Democrats face long odds and a map that's stacked against them in their quest to regain the House majority. But GOP Rep. Dan Benishek’s retirement last week highlighted the sort of conservative-tilting district that Democrats need to capture to take back power in Congress.
Benishek’s seat in Michigan’s Upper Peninsula was a Democratic stronghold for nearly two decades, when Rep. Bart Stupak held the seat and nearly always won reelection easily. But Benishek captured it when Stupak retired in 2010, and he held it in a tough race as Mitt Romney carried the district’s votes in 2012.
Now, Benishek’s retirement gives Democrats their best opportunity yet to expand back into Northern Michigan. It’s one they need: Democrats are 30 seats shy of the House majority, but House Republicans hold only 26 seats that President Obama carried. Democrats have to expand back into more conservative-leaning territory in order to win the House. That’s part of the reason why analysts say such an outcome is so unlikely in 2016, but it’s also why the party is preparing to focus on the race to replace Benishek.
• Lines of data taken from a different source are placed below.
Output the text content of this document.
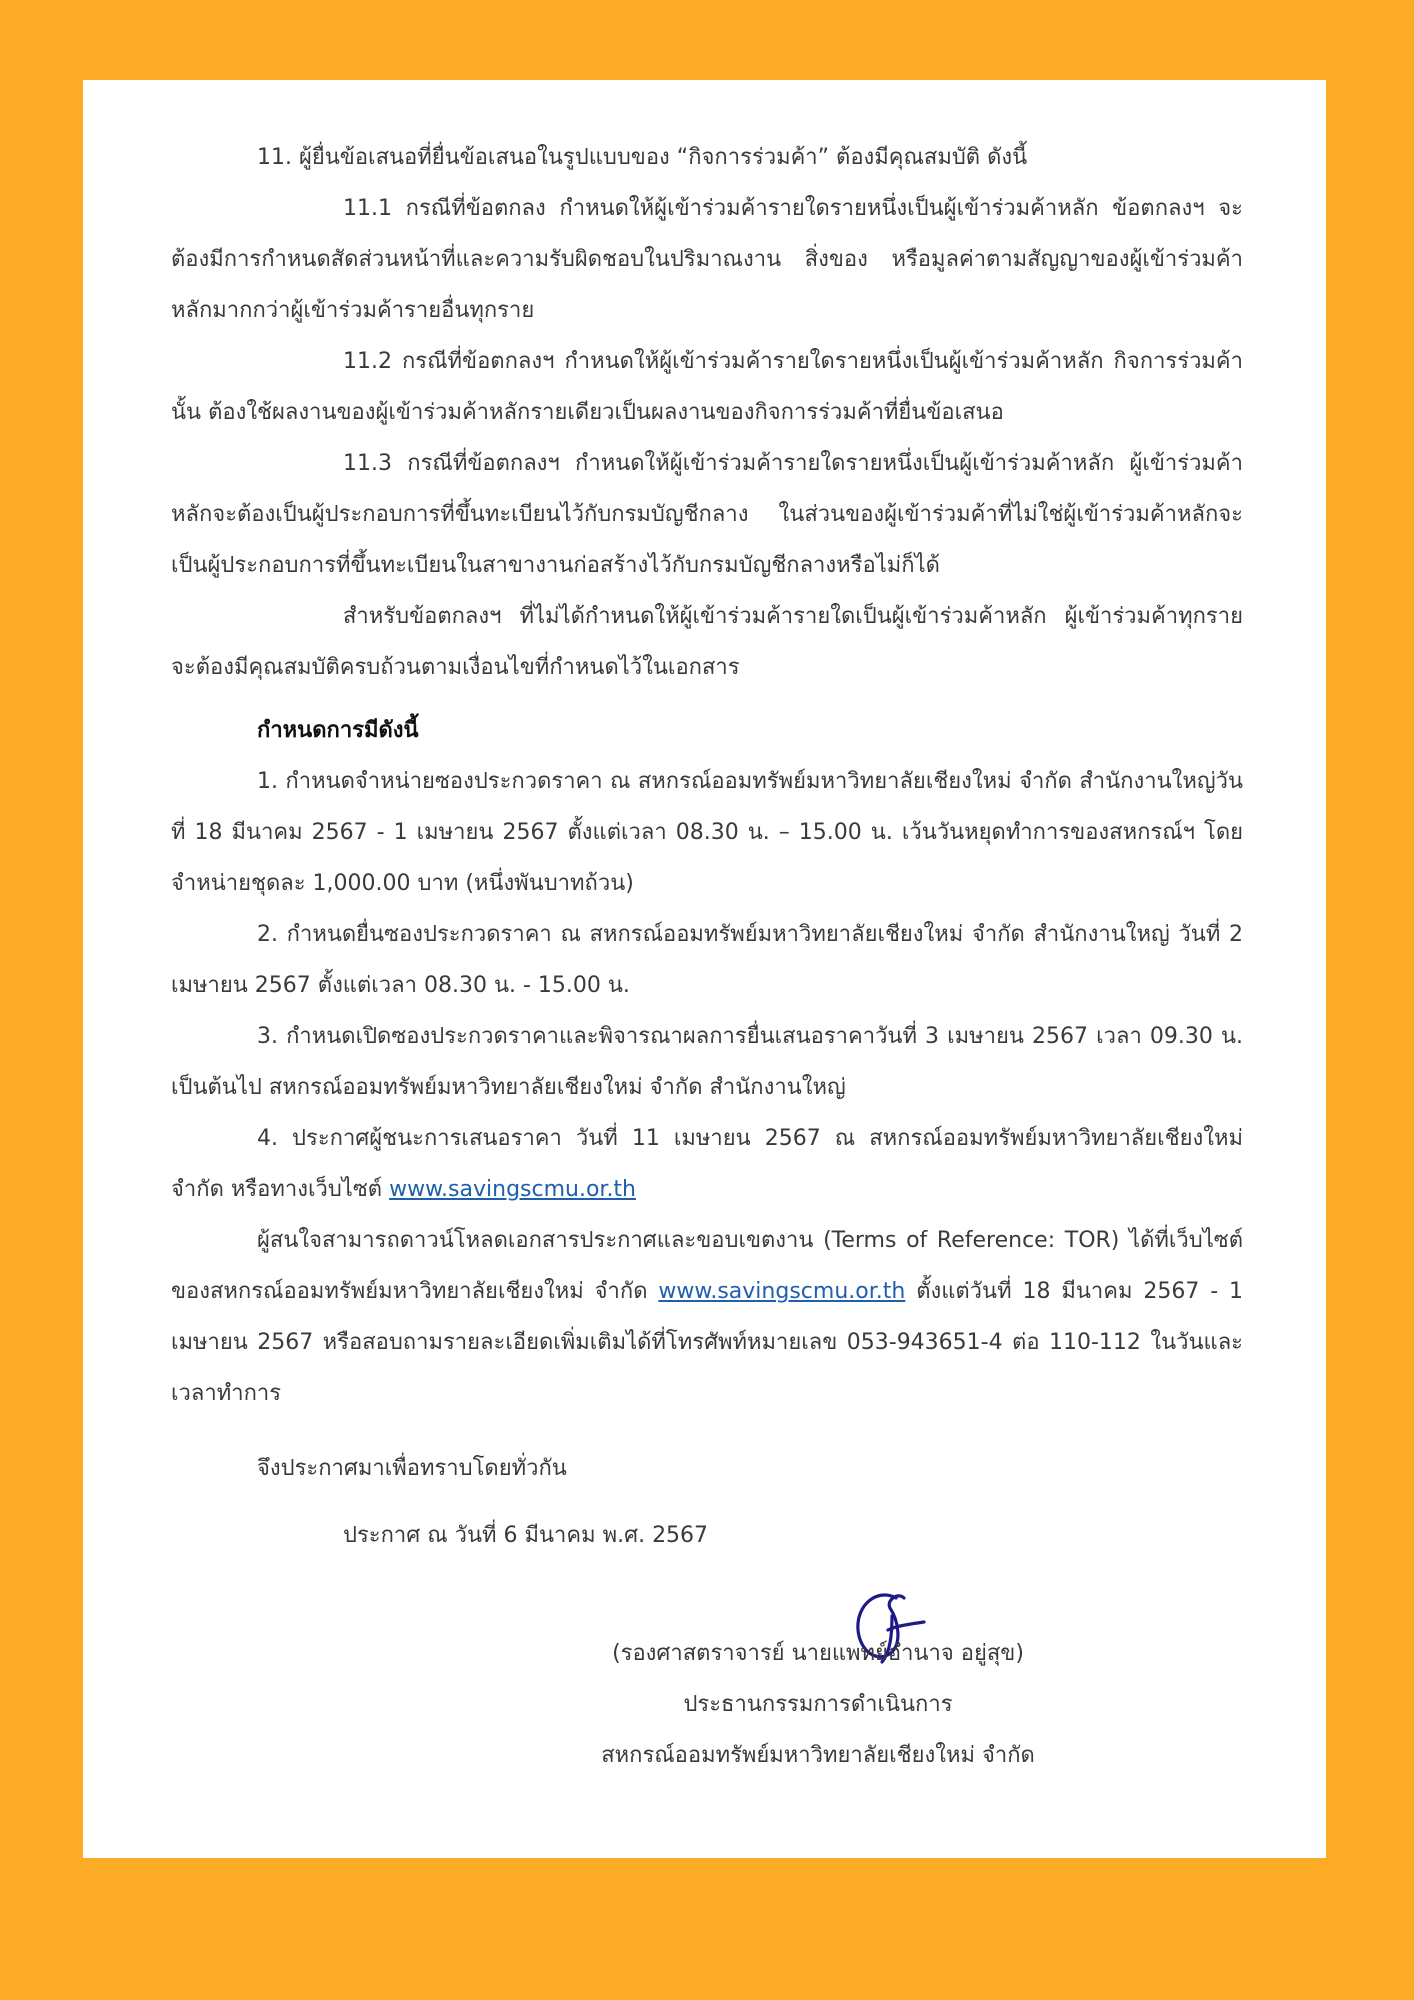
11. ผู้ยื่นข้อเสนอที่ยื่นข้อเสนอในรูปแบบของ “กิจการร่วมค้า” ต้องมีคุณสมบัติ ดังนี้

11.1 กรณีที่ข้อตกลง กำหนดให้ผู้เข้าร่วมค้ารายใดรายหนึ่งเป็นผู้เข้าร่วมค้าหลัก ข้อตกลงฯ จะต้องมีการกำหนดสัดส่วนหน้าที่และความรับผิดชอบในปริมาณงาน สิ่งของ หรือมูลค่าตามสัญญาของผู้เข้าร่วมค้าหลักมากกว่าผู้เข้าร่วมค้ารายอื่นทุกราย

11.2 กรณีที่ข้อตกลงฯ กำหนดให้ผู้เข้าร่วมค้ารายใดรายหนึ่งเป็นผู้เข้าร่วมค้าหลัก กิจการร่วมค้านั้น ต้องใช้ผลงานของผู้เข้าร่วมค้าหลักรายเดียวเป็นผลงานของกิจการร่วมค้าที่ยื่นข้อเสนอ

11.3 กรณีที่ข้อตกลงฯ กำหนดให้ผู้เข้าร่วมค้ารายใดรายหนึ่งเป็นผู้เข้าร่วมค้าหลัก ผู้เข้าร่วมค้าหลักจะต้องเป็นผู้ประกอบการที่ขึ้นทะเบียนไว้กับกรมบัญชีกลาง ในส่วนของผู้เข้าร่วมค้าที่ไม่ใช่ผู้เข้าร่วมค้าหลักจะเป็นผู้ประกอบการที่ขึ้นทะเบียนในสาขางานก่อสร้างไว้กับกรมบัญชีกลางหรือไม่ก็ได้

สำหรับข้อตกลงฯ ที่ไม่ได้กำหนดให้ผู้เข้าร่วมค้ารายใดเป็นผู้เข้าร่วมค้าหลัก ผู้เข้าร่วมค้าทุกราย จะต้องมีคุณสมบัติครบถ้วนตามเงื่อนไขที่กำหนดไว้ในเอกสาร

กำหนดการมีดังนี้

1. กำหนดจำหน่ายซองประกวดราคา ณ สหกรณ์ออมทรัพย์มหาวิทยาลัยเชียงใหม่ จำกัด สำนักงานใหญ่วันที่ 18 มีนาคม 2567 - 1 เมษายน 2567 ตั้งแต่เวลา 08.30 น. – 15.00 น. เว้นวันหยุดทำการของสหกรณ์ฯ โดยจำหน่ายชุดละ 1,000.00 บาท (หนึ่งพันบาทถ้วน)

2. กำหนดยื่นซองประกวดราคา ณ สหกรณ์ออมทรัพย์มหาวิทยาลัยเชียงใหม่ จำกัด สำนักงานใหญ่ วันที่ 2 เมษายน 2567 ตั้งแต่เวลา 08.30 น. - 15.00 น.

3. กำหนดเปิดซองประกวดราคาและพิจารณาผลการยื่นเสนอราคาวันที่ 3 เมษายน 2567 เวลา 09.30 น. เป็นต้นไป สหกรณ์ออมทรัพย์มหาวิทยาลัยเชียงใหม่ จำกัด สำนักงานใหญ่

4. ประกาศผู้ชนะการเสนอราคา วันที่ 11 เมษายน 2567 ณ สหกรณ์ออมทรัพย์มหาวิทยาลัยเชียงใหม่ จำกัด หรือทางเว็บไซต์ www.savingscmu.or.th

ผู้สนใจสามารถดาวน์โหลดเอกสารประกาศและขอบเขตงาน (Terms of Reference: TOR) ได้ที่เว็บไซต์ของสหกรณ์ออมทรัพย์มหาวิทยาลัยเชียงใหม่ จำกัด www.savingscmu.or.th ตั้งแต่วันที่ 18 มีนาคม 2567 - 1 เมษายน 2567 หรือสอบถามรายละเอียดเพิ่มเติมได้ที่โทรศัพท์หมายเลข 053-943651-4 ต่อ 110-112 ในวันและเวลาทำการ

จึงประกาศมาเพื่อทราบโดยทั่วกัน

ประกาศ ณ วันที่ 6 มีนาคม พ.ศ. 2567

(รองศาสตราจารย์ นายแพทย์อำนาจ อยู่สุข)

ประธานกรรมการดำเนินการ

สหกรณ์ออมทรัพย์มหาวิทยาลัยเชียงใหม่ จำกัด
Democrats are already coalescing around a favored candidate: former state party chairman Lon Johnson, who has been endorsed by Michigan’s Democratic members of Congress and whose wife, Julianna Smoot, was a deputy campaign manager and high-powered fundraiser for President Obama. Democrats’ 2014 candidate, Jerry Cannon, is running again, but the Democratic Congressional Campaign Committee has repeatedly singled out Johnson for praise, though he is not from the district. Johnson has a home in the area, but the GOP has tagged him as a carpetbagger.